Mr. Sherman and his wife Honey were found dead in the basement area of their home in Toronto’s North York neighbourhood on Dec. 15, 2017. The cause of death was determined by investigators to be caused by ligature neck compressions, a type of strangulation.
According to CBC News, Apotex lost a $500 million court case involving a drug patent in the weeks leading up to their deaths. The company had laid off staff, with more cuts forthcoming.
The Sherman home was for sale at the time of the murders. The couple’s real estate agent, Elise Stern, called police from the home at 11:45 a.m. on Friday, Dec. 15, 2017.
“They’re dead,” Stern frantically. Along with realtor Weidong Zhao and his clients, Stern made the discovery as they wrapped up a showing of the home. Zhao said his clients, who were from mainland China, considered it a “bad omen” to see the bodies and left the home before police arrived.
Eight days after the bodies were discovered, son Jonathon Sherman told investigators that “the couple had enemies.”
The couples son told police his parents “were complicated people and that there are people out there who would have a grudge against them and would have a reason to hurt them.” The documents don’t reveal who those individuals may have been.
The closest that reports have come to identifying s suspect occurred in November, 2020, when a Toronto Star article indicated that Toronto Police had identified a person of interest in the killing.
Police Constable Jenifferjit Sidhu confirmed a report by the Toronto Star that “a person of interest had been identified but not arrested.” This was the first and last time any allusion to a perpetrator has been made.
Sherman, 75, was known for litigiousness and aggressive business practices in his development of Apotex. In “Prescription Games,” a 2001 book about the industry, he mused that a rival might want to kill him. It appears his prognosis was dead on the money.
Sherman’s funeral in December, 2017 was attended by thousands. The country’s business and political elite came out in force, among them Prime Minister Justin Trudeau, former Ontario Premier Kathleen Wynne and Toronto Mayor John Tory.
Justin Trudeau had a direct connection to the billionaire couple. In 2015, Barry Sherman had been a major fundraiser on behalf of Justin Trudeau’s bid to become prime minister. Sherman and his wife hosted a fundraising event at their home, each attendee paying $1,500 dollars two months before Trudeau’s election victory. At the time, Sherman was being investigated for fraud by the Canadian Federal Government Lobbying Commission.

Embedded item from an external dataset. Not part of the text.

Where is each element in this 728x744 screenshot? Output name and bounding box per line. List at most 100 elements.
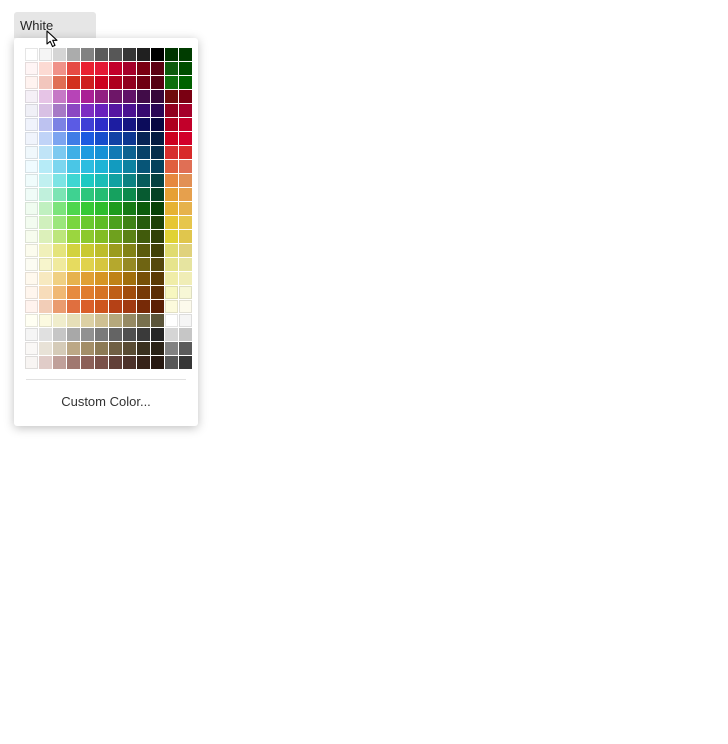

Resources deployed to solve the murder detailed 51 officers working the case, combing through more than 2,000 hours of security footage. A total of 474 investigative actions were “vigorously pursued,” with 240 people being interviewed or identified to be interviewed.
They found nothing. According to Macleans, the late physician and pharmaceutical entrepreneur Morton Shulman, who did battle with Sherman, called him “the only person I have ever met with no redeeming features whatsoever.”
A man with myriad enemies, law enforcement has failed to uncover a quality lead over a period of five years. Plain bad luck? Or an an intentional outcome?
Smart money is on the case never being resolved– or coming to fruition so far in the future that the discovery will not impact Justin Trudeau, or any other figure related to modern Canada’s most heinous crime.